En théorie, elle permet de produire une énergie abondante et prévisible. En pratique, c'est un peu plus compliqué.

Si la grande majorité des projets d'énergie renouvelable se concentrent sur l'éolien et le solaire, il existe d'autres sources largement sous-exploitées.

Prenez les marées, par exemple: à elles seules, elles pourraient fournir 1.800 TW/h par an, de quoi couvrir quatre fois la consommation électrique annuelle française. Mais pour le moment, les marées et l'éolien offshore représentent collectivement à peine 0,75% des besoins énergétiques mondiaux, selon une étude parue en 2020.
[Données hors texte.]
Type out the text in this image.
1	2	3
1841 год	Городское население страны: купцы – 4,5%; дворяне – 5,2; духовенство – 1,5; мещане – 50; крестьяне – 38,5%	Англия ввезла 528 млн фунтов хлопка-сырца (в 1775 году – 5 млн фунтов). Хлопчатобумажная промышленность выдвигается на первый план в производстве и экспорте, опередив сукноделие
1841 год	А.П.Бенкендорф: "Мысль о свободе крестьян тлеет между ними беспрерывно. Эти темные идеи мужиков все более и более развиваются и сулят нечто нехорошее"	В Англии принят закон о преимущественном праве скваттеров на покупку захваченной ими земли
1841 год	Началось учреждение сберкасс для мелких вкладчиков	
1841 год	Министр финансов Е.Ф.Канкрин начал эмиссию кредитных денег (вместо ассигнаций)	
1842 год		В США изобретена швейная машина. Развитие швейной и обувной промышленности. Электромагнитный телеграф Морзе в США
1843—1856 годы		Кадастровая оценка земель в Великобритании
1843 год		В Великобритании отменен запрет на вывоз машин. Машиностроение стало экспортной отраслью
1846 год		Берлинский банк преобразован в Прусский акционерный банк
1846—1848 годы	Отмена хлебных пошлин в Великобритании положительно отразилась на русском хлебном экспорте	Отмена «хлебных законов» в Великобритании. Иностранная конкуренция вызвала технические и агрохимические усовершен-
Car les technologies actuelles sont soit ridiculement peu efficaces, soit posent des problèmes environnementaux comme la centrale marémotrice de La Rance en Bretagne, qui entraîne un envasement de l'estuaire.

Une myriade de start-ups tentent pourtant de relever le défi, avec des technologies variées allant de «serpents de mer» flottants aux systèmes à déferlement en passant par les colonnes d'eau oscillantes qui compriment et décompriment l'air au gré des marées.

Ça nous fait marée

La dernière en date s'appelle Orbital Marine Power. Elle vient d'annoncer «la turbine marémotrice la plus puissante au monde», d'une capacité de 2 MW.

O2, sa centrale flottante, ressemble vaguement à un avion à réacteurs posé sur l'eau. Elle comporte deux rotors géants de 20 mètres de diamètre reliés à la plateforme par des bras articulés de 18 mètres, capables de brasser 600 mètres carrés de surface d'eau.

Les turbines peuvent s'inverser entre les cycles de marée pour maximiser la production d'énergie quelle que soit la direction du courant et l'électricité générée est ensuite envoyée à terre via des câbles sous-marins.

«O2 a une capacité de production correspondant à la consommation d'environ 2.000 foyers britanniques et qui compense environ 2.200 tonnes d'émissions de CO2 par an», se félicite la start-up.

Mieux: contrairement à l'éolien ou au solaire, la production est largement prévisible, les marées étant un phénomène récurrent. Fabriqué à terre, l'O2 se lance dans l'eau comme un navire et flotte jusqu'à son emplacement pour être amarré, mis en service et connecté au réseau.

Les annonces triomphantes de la start-up méritent toutefois d'être relativisées. Deux MW, c'est à peine plus qu'une petite éolienne de 100 mètres de haut. Rien à voir avec les 240 MW de l'usine de La Rance, qui produit chaque année l'équivalent de la consommation d'une ville comme Rennes.

De plus, on ignore la durée de vie d'un tel équipement. Il risque d'être rapidement usé par les conditions extrêmes qu'il doit endurer dans l'océan.

Mais la jeune pousse ne se cache pas d'avoir développé une technologie low cost, bien plus légère à mettre en œuvre que les énormes installations fixes à plusieurs centaines de milliers de dollars. Avec l'espoir que les petits ruisseaux fassent de grandes rivières.